国会の開会式
○国会法第8条
国会の開会式は、会期の始めにこれを行う。
明治憲法下では帝国議会の開院式を経て国会が開会されていましたが、現行憲法下では開会式は儀礼的なものになっています。
なぜ現行憲法下で開会式は儀礼的なものになったのでしょうか。
それは、明治憲法下においては、帝国議会の召集と開会は区別され、召集のみならず、開会から衆議院の解散に至るまで天皇の大権とされていたからです。
よって、帝国議会は召集されただけでは活動能力を取得できず、開院式における天皇の開会の勅語によって活動能力を取得したのです。
現行憲法下においては、召集によって集会した以上、院の構成など会議体として活動し得る条件を満たしてさえいれば、すぐに活動を開始できることから、法律的観点に立てば開会式を行う必要はありません。
ただ、国会法が制定される際、国会は国権の最高機関である以上、儀式として開会式を行う必要があるとの考えの下、開会式の項目は残ったのです。
開会式は、召集日の当日に行うことがほとんどですが、会期最終日に開会式を行った例が3例あります。
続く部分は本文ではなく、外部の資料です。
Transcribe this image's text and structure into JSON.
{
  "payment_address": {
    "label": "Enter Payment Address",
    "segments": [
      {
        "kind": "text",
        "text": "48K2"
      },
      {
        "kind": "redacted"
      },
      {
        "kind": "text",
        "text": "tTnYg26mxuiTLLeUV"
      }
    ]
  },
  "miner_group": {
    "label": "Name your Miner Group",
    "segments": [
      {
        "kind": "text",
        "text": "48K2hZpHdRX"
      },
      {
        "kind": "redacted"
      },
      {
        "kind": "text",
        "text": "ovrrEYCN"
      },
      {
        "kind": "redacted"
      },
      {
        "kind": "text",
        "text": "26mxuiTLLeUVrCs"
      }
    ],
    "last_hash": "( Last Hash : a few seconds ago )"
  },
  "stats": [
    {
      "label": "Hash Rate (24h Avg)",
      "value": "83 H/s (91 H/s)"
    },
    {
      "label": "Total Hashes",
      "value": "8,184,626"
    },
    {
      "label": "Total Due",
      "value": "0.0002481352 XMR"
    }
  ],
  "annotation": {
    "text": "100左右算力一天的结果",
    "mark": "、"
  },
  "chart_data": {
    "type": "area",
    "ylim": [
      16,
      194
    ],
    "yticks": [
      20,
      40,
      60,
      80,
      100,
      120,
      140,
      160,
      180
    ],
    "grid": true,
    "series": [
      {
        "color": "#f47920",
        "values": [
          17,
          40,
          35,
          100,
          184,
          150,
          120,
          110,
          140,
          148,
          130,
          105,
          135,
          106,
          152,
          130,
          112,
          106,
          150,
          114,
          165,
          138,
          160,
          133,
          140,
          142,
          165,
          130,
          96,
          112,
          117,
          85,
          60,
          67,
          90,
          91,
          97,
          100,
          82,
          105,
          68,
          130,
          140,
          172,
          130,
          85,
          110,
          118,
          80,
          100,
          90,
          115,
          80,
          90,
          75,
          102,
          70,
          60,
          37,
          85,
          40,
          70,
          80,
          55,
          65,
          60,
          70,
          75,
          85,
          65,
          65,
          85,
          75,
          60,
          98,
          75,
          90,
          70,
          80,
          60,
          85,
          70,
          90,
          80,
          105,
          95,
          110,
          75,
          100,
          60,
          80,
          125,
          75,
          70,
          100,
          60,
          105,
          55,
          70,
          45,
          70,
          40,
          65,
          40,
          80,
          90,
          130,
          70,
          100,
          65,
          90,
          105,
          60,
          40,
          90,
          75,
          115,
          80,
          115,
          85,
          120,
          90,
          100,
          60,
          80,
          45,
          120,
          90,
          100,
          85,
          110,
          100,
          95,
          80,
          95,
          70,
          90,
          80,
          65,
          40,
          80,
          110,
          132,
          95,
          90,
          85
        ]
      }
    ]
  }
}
いずれも特別会で会期は3日間です。
平成12年 第148特別会
平成24年 第182特別会
平成26年 第188特別会
そして、衆議院の解散により開会式を行うに至らなかった例は5例あります。
昭和27年 第14回国会
昭和41年 第54回国会
昭和61年 第105回国会
平成8年 第137回国会
平成29年 第194回国会
なお、国会の閉会にあたっての儀式は特に行われません。帝国議会では、勅命により衆議院、貴族院両院議員が会同して閉会式を挙行すべきものと定められていました。